No caso da criança do Lapedo, Christopher Zollikofer e Marcia Ponce de Léon começaram por usar imagens tridimensionais dos crânios de duas crianças, que permitiram quantificar a relação entre o esqueleto e os tecidos moles. Em seguida, combinaram essa informação para ter uma morfologia média, resultando assim uma criança virtual. Partindo do pressuposto de que existia a mesma relação entre o osso e os tecidos moles da criança do Lapedo, um programa informático revestiu o crânio com os supostos músculos, gordura e pele para chegar ao rosto.

Mas foram mais longe do que a reconstituição do crânio da criança do Lapedo, e fabricaram três réplicas reais. Uma virá para Portugal, informa João Zilhão. A passagem do crânio virtual a real também foi comandada pelo computador, em que um laser fabrica um protótipo numa resina acrílica translúcida.

É nesta parte que termina a ciência e começa a imaginação.

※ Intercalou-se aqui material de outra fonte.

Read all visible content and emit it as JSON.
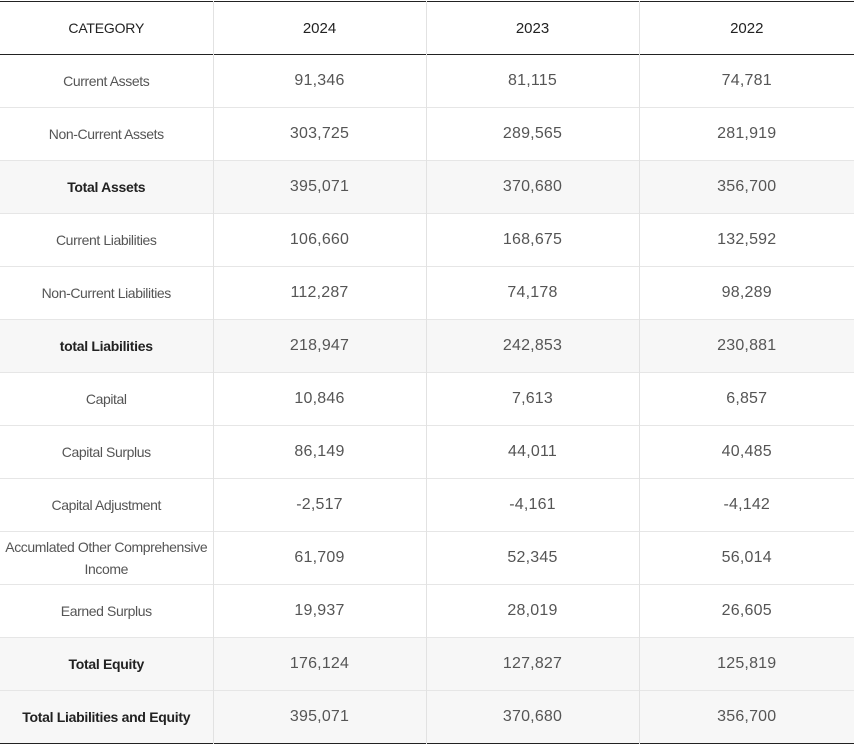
{
  "table": {
    "headers": [
      "CATEGORY",
      "2024",
      "2023",
      "2022"
    ],
    "rows": [
      {
        "label": "Current Assets",
        "values": [
          "91,346",
          "81,115",
          "74,781"
        ],
        "total": false
      },
      {
        "label": "Non-Current Assets",
        "values": [
          "303,725",
          "289,565",
          "281,919"
        ],
        "total": false
      },
      {
        "label": "Total Assets",
        "values": [
          "395,071",
          "370,680",
          "356,700"
        ],
        "total": true
      },
      {
        "label": "Current Liabilities",
        "values": [
          "106,660",
          "168,675",
          "132,592"
        ],
        "total": false
      },
      {
        "label": "Non-Current Liabilities",
        "values": [
          "112,287",
          "74,178",
          "98,289"
        ],
        "total": false
      },
      {
        "label": "total Liabilities",
        "values": [
          "218,947",
          "242,853",
          "230,881"
        ],
        "total": true
      },
      {
        "label": "Capital",
        "values": [
          "10,846",
          "7,613",
          "6,857"
        ],
        "total": false
      },
      {
        "label": "Capital Surplus",
        "values": [
          "86,149",
          "44,011",
          "40,485"
        ],
        "total": false
      },
      {
        "label": "Capital Adjustment",
        "values": [
          "-2,517",
          "-4,161",
          "-4,142"
        ],
        "total": false
      },
      {
        "label": "Accumlated Other Comprehensive Income",
        "values": [
          "61,709",
          "52,345",
          "56,014"
        ],
        "total": false
      },
      {
        "label": "Earned Surplus",
        "values": [
          "19,937",
          "28,019",
          "26,605"
        ],
        "total": false
      },
      {
        "label": "Total Equity",
        "values": [
          "176,124",
          "127,827",
          "125,819"
        ],
        "total": true
      },
      {
        "label": "Total Liabilities and Equity",
        "values": [
          "395,071",
          "370,680",
          "356,700"
        ],
        "total": true
      }
    ]
  }
}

O documentário da Anglia, produzido e realizado por Trevor Showler, revela uma ilustração da cara da criança do Lapedo, primeiro de olhos fechados e depois abertos. São castanhos claros, tal como os cabelos. "A ilustração da criança usa meticulosamente a reconstrução científica no computador. As forma do rosto, do nariz e dos maxilares são, tanto quanto possível, cientificamente rigorosas. O tom da pele, a cor e tamanho dos cabelos apenas podem ser presumidos", diz ao PÚBLICO Trevor Showler.

Será que Christopher Zollikofer e Marcia Ponce de Léon também acham que a ilustração não se afasta do que dizem os ossos? "De facto, pode estar muito perto da realidade. Porém, cada reconstituição artística introduz muitos conceitos artísticos, consciente ou inconscientemente, no resultado final", dizem.

Por sinal, a criança parece triste, pela expressão dura da boca. "Na altura, não tivemos consciência de que a criança tinha uma cara triste. Pensámos que era uma expressão neutra apropriada", afirma Trevor Showler.

"Devia estar a pensar no enigma dos neandertais. Como é um problema complicado, está sorumbática", brinca João Zilhão. Ao tom brincalhão do investigador subjaz, porém, uma questão mais séria sobre a evolução humana: o desaparecimento do homem de Neandertal, há 28 mil anos na Península Ibérica, e a sua relação com os homens modernos, a espécie a que pertencia a criança do Lapedo e a nossa própria. Será que se cruzaram e esta criança é um descendente híbrido, que prova isso mesmo? A narradora do documentário deixou uma pergunta: "É esta a cara de uma criança híbrida?".